1 cup 250 mL granulated sugar
3/4 cup 175 mL egg whites

Directions

  1. Preheat oven to 350°F (180°C). Lightly grease two 8” (22 cm) round cake pans. Line bottoms with rounds of parchment paper.
  2. Lemon Curd: Dissolve gelatin, in a small bowl, with cold water followed by hot water, stirring until completely dissolved. Reserve.
  3. Whisk, in a medium saucepan, rind, juice, sugar and yolks. Cook over medium-low heat, whisking, until thickened. Stir in evaporated milk and gelatin mixture. Pour into bowl, cover with plastic wrap and chill for 4 hours up to 4 days.
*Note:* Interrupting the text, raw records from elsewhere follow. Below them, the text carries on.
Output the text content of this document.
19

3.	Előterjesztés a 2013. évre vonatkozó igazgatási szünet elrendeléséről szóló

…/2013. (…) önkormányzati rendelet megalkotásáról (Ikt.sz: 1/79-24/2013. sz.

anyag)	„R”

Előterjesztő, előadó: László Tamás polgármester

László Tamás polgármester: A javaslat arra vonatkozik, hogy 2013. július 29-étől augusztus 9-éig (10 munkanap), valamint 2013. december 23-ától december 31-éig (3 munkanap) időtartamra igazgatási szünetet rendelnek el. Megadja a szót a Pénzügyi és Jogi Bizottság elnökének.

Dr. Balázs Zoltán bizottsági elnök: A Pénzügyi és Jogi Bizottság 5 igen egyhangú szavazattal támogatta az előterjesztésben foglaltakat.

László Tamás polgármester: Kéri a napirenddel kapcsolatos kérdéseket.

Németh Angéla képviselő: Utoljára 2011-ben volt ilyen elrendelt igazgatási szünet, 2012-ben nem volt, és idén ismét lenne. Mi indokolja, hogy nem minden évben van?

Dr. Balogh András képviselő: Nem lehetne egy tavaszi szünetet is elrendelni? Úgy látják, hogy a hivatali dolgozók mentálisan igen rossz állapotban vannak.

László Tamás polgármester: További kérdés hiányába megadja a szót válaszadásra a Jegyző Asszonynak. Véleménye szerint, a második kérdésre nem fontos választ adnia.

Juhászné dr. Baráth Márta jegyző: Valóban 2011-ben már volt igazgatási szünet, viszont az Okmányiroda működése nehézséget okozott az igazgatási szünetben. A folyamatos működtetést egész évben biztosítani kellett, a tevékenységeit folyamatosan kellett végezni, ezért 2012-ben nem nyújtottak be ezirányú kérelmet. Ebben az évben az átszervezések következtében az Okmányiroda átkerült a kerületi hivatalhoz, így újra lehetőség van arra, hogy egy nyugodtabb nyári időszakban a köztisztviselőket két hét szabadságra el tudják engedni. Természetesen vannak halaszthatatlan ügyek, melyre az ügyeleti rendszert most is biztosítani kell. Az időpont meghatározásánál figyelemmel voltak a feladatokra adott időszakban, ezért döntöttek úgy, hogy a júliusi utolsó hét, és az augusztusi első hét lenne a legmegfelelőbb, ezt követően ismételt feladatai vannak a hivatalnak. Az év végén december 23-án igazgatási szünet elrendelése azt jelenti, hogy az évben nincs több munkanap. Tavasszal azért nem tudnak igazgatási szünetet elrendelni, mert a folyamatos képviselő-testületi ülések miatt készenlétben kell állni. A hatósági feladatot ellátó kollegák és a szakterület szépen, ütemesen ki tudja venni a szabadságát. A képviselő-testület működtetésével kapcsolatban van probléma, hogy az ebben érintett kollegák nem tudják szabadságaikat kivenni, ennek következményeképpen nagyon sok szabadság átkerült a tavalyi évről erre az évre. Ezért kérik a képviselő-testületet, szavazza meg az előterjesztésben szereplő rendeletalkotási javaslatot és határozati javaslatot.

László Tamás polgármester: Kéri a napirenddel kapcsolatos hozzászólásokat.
  4. Cake: Whisk together egg whites, ¼ cup (50 mL) evaporated milk and vanilla.
  5. Combine, in a large bowl, flour, sugar, baking powder and salt. Using electric beaters mix in butter and remaining evaporated milk until batter is moist. Beat for 1 ½ minutes. In 3 additions, mix in egg whites until well combined and transfer to prepared pans.
  6. Bake in preheated oven for 25 to 35 minutes or until a toothpick inserted in centre comes out clean. Cool in pans on rack.
  7. Meringue: Whisk, in top of double boiler over medium heat, ingredients together. Cook, whisking, until sugar dissolves and mixture is warm (about 110°F/45°C). Transfer mixture to bowl and beat mixture on high for 10 minutes or until meringue is thick and shiny.
  8. Assembly: Cut each cake in half horizontally. Place first layer on plate, cut side up. Spread with 1/3 of lemon curd. Repeat with remaining layers and curd. Ice sides and top of cake with prepared meringue, tapping meringue with the back of a spoon to make peaks in the meringue.